Hong Kong has passed a controversial bill making it illegal to insult China's national anthem, fanning fears that Beijing is tightening its grip on the semi-autonomous city.
A protest by opposition lawmakers earlier forced Thursday's session to be paused. One of them – holding a sign that read “a murderous regime stinks for ten thousand years” – even dropped in the chamber a pot of pungent liquid, hidden inside a Chinese paper lantern.
Critics see the law as an infringement on freedom of expression and the greater rights that residents of Hong Kong have compared to mainland China. The pro-Beijing majority in the Legislative Council argues the law is necessary for Hong Kong citizens to show appropriate respect for the anthem.
Offences, which include altering the Chinese anthem's lyrics, or singing 'in a disrespectful way', could be fined up to 50,000 Hong Kong dollars (5,700 euros) and handed three years in jail.
"It's part of a wider cracking down on the rights and freedoms of Hong Kong citizens," Robert Weatherley, a lecturer in Chinese Politics at Cambridge University, told Euronews in a live interview.
Hong Kong, a former British colony, returned to Chinese rule in 1997, under a "One Country, Two Systems" agreement that guarantees the city a high degree of autonomy until 2047.
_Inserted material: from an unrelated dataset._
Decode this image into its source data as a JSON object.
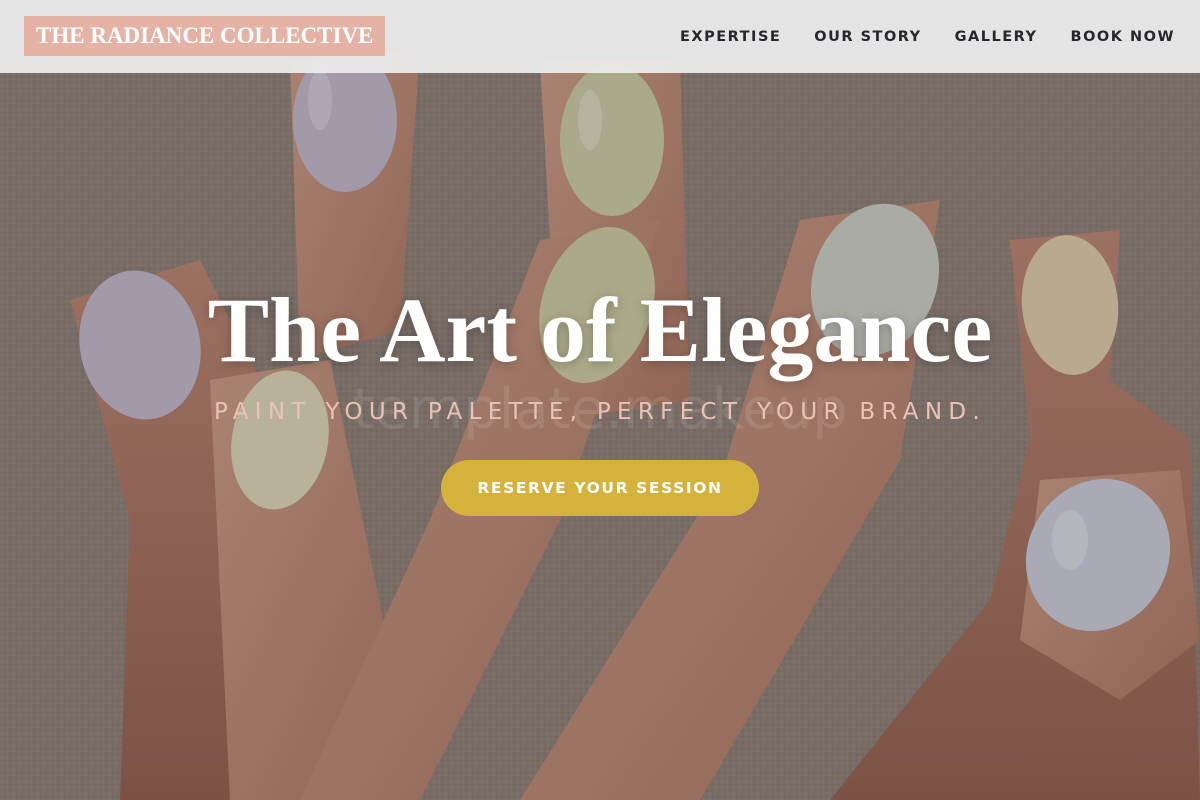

The contentious law comes as China approved a decision last week to enact a national security law for Hong Kong that could see Chinese security agents posted in the city. Beijing made the move after months of protests that rocked Hong Kong last year.
Beijing began pushing for an anthem law after Hong Kong football fans jeered the national anthem at international matches in 2015. Last September, thousands of fans also booed loudly and turned their backs when the anthem was played at a World Cup qualifier match against Iran. FIFA later fined the Hong Kong Football Association over the incident.
Tiananmen vigil cancelled
Voting on the Chinese national anthem law coincided with the anniversary of Beijing's bloody crackdown on pro-democracy protests in Tiananmen Square in 1989, which remains a taboo subject on the mainland.
In the past, Hong Kong has marked the day with sombre commemorations, but even those are now being restricted. An annual candlelight vigil traditionally held in the city’s Victoria Park has been cancelled this year.
The authorities have cited the risk of COVID-19 infection but critics say coronavirus restrictions are being used as a pretext to crack down on freedom of speech and assembly.
"The ban comes amid an alarming acceleration of attacks on the autonomy of Hong Kong and the undermining of the rights and freedoms of the Hong Kong people guaranteed under Hong Kong and international law'' Sharon Hom, executive director of Human Rights in China, said in a statement."
Hundreds, possibly thousands of people were killed when tanks and troops assaulted the center of Beijing on the night of June 3-4, 1989 to break up weeks of student-led protests seen as posing a threat to authoritarian Communist Party rule.
The Hong Kong Alliance in Support of Patriotic and Democratic Movements of China, which organises the annual vigil, has called on people around the city to light candles at 8 p.m. local time (1200 GMT) and plans to livestream the commemorations on its website www.64live.org.
Alliance Chairman Lee Cheuk-yan said protesters still planned to gather at the park to mourn victims of the massacre and show their support for the democratic cause in China. It wasn't clear what form the activity would take or how many would attend. The entrance to the park was blocked by police barriers on Thursday.